The Corner

Szasz & The Homeless Cont’d

From a reader:

Jonah,  Yes, it’s true, I was a PhD candidate in psych at Columbia during the 1970′s, though I’d rather that not be widely known. I worked only two years in the profession before finding more grown-up things to do. My recollection is that the release of these badly-behaved folks from the hospitals and institutions wasn’t, per se, the bad deed – it was, rather, the transfer to the infamous SRO hotels. This created concentrations of these people in buildings where they drove each other nuts. Sort of like cloning the institutional environment but with no attendants. It was pretty bad, though, on the Upper West Side during that time. We all have anecdotes, right?

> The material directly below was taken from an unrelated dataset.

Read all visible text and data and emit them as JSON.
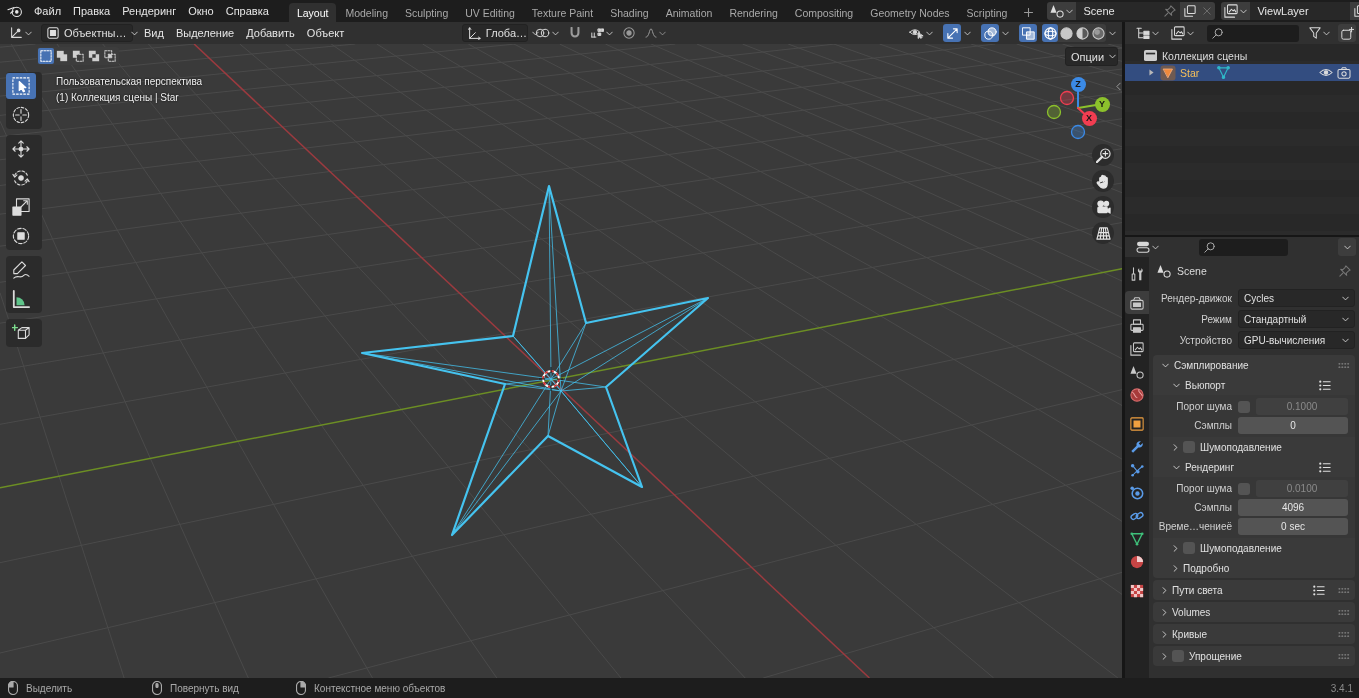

Me: Yeah, the SRO  (Single Room Occupancy) thing was a bad idea. Basically they took old hotels and residential buildings and warehoused crazies in neighborhoods like mine. But I think this was just one aspect of a cascading series of stupid decisions. Another was that the laws for forced commitment were absurd or non-existent. So crazy people could avoid arrest on grounds that they were insane (or simply because cops didn’t want to do the paperwork), but they couldn’t be put in mental hospitals without their consent. A great book on all of this is Madness in the Streets which covers the entire sorry episode in New York’s history very well.